Fog of war is commonly used in RTS games to alter gameplay and tactics. It allows players to hide their tactics and unit manouvres around the map, and in my opinion this makes for more interesting matches as a result. Although sometimes people like to disable it for more casual game modes such as skirmishes against the AI I definitely think it is a key feature for multiplayer. It also can add a certain mystique in single player as areas around the map are gradually revealed to the player. This article is going to discuss how I’ve implemented fog of war so far.

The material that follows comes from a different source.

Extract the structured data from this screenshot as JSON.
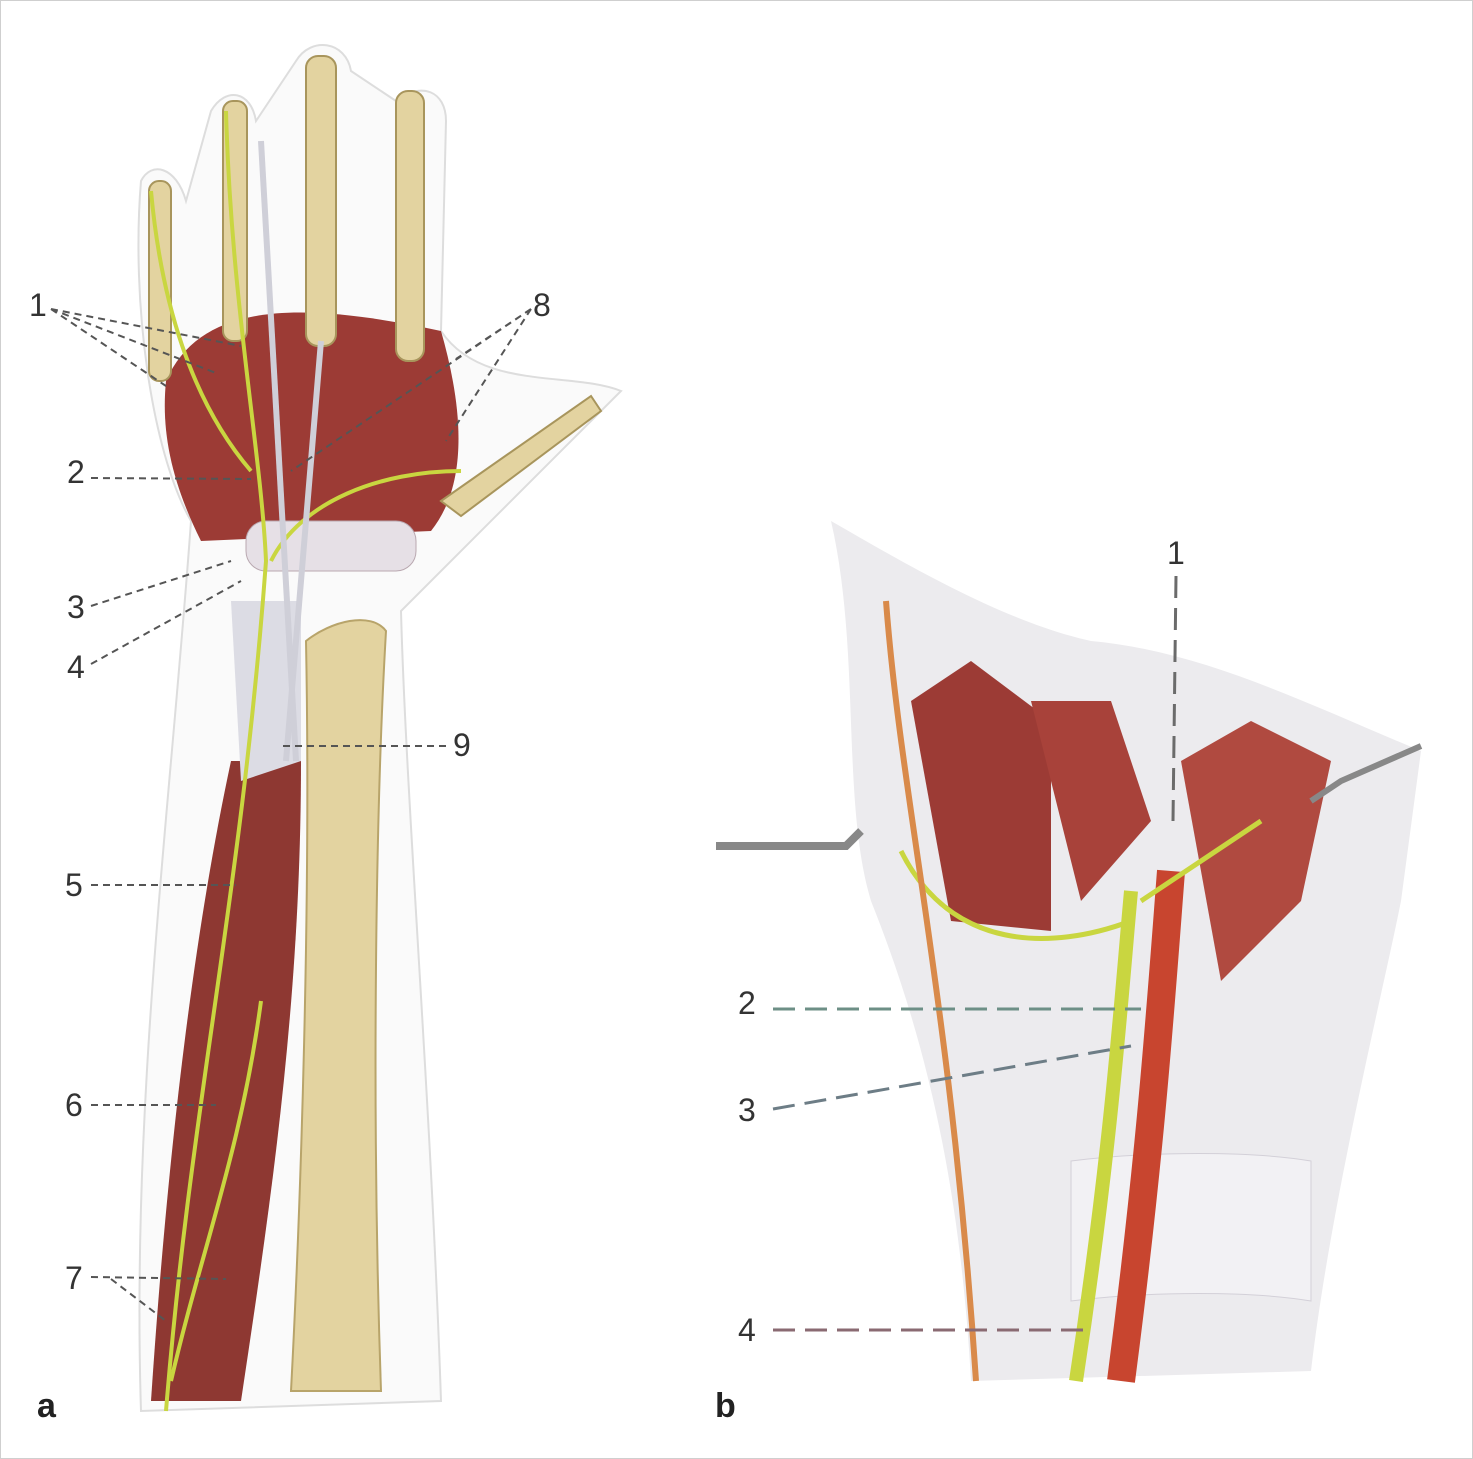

First of all, there are already lots of articles/posts that discuss fog of war and I did some research first. Here’s a list of some source I found useful:
This was a good read and introduces the basics. One of the things I did differently was to do a breath-first floodfill from the units location rather than trace a line (bresenham grid line?) from each unit like they discuss. It’s a good article worth a read as it covers everything from initial CPU fog grid computation to the rendering and mentions the idea of bitmasks to flag which players cells are visible to.
Eduard mentions doing a flood-fill from unit positions and using reference counts of fog cells. Using reference counted cells allows you to only update cells around units that have crossed a fog cell boundary (so only a subset of the moving units).
Riot Games – A Story of Fog and War
Talks about upscaling the fog texture to make it look better. I haven’t done this yet but might consider it for the future, once graphics become more of a priority.
GameDev stack exchange answer by Kromster
Brief but interesting answer that mentions dimming the fog texture. Another graphic polish idea that could be done in the future.
A fog grid is created to cover the entire map. The grid resolution can be lower than a single game unit, in my case I have opted for a cell size of 8 for now. For each player; entities that reveal fog of war are added to buckets for each cell they overlap (so a cell hash to entities multi-hashmap) each update. Their current cell is compared against their previous to determine if it’s changed, and if a units cell does change it is added to a list of moved units for that player. Initially, all units will have a previous cell that is invalid, and so all units will be added to the ‘moved’ units list. Note, that this means technically a static building could be added to the moved units list on the first update.
A list is stored for each unit containing all the previous cell indices it referenced. For each moved unit, all the cells in this list have their reference count decremented by one. The units previous cell list is then cleared before a flood fill is done from the units new position. The flood fill spreads out around the unit up to it’s maximum range or until it enters a cell who’s height is above the units vision height. Each cell visited by the flood fill has it’s reference count incremented by one.
An array of the previous grid reference counts is compared to the new reference counts to set another array of changed cells. For each changed cell the units are retrieved via a cell hash to unit entities map and those units have a FogCull component set to culled or visible depending on the updated cell value.
Once static obstacles are revealed they have their FogCull component removed and also removed from the internal data structures in the FogSystem as they stay permanently revealed in the discovered fog of war. Only dynamic moving units are re-hidden in the fog.
Finally, the fog texture is updated for the local players grid. Each pixel in the texture has it’s alpha set to be fully clear if the corresponding cell reference count is >0. If the reference count is zero, then the new alpha is set to semi-transparent if it was previously semi or fully transparent, or fully opaque if it was previously fully opaque. This keeps revealed parts of the map partially visible when units no longer have vision in an area.
If there are no new units or units that have moved to a new fog cell then no extra fog-of-war processing is done. Most updates require no processing. When a unit does cross into a different fog cell, only the fog cells within vision range around the unit are changed. This keeps everything reasonably efficient.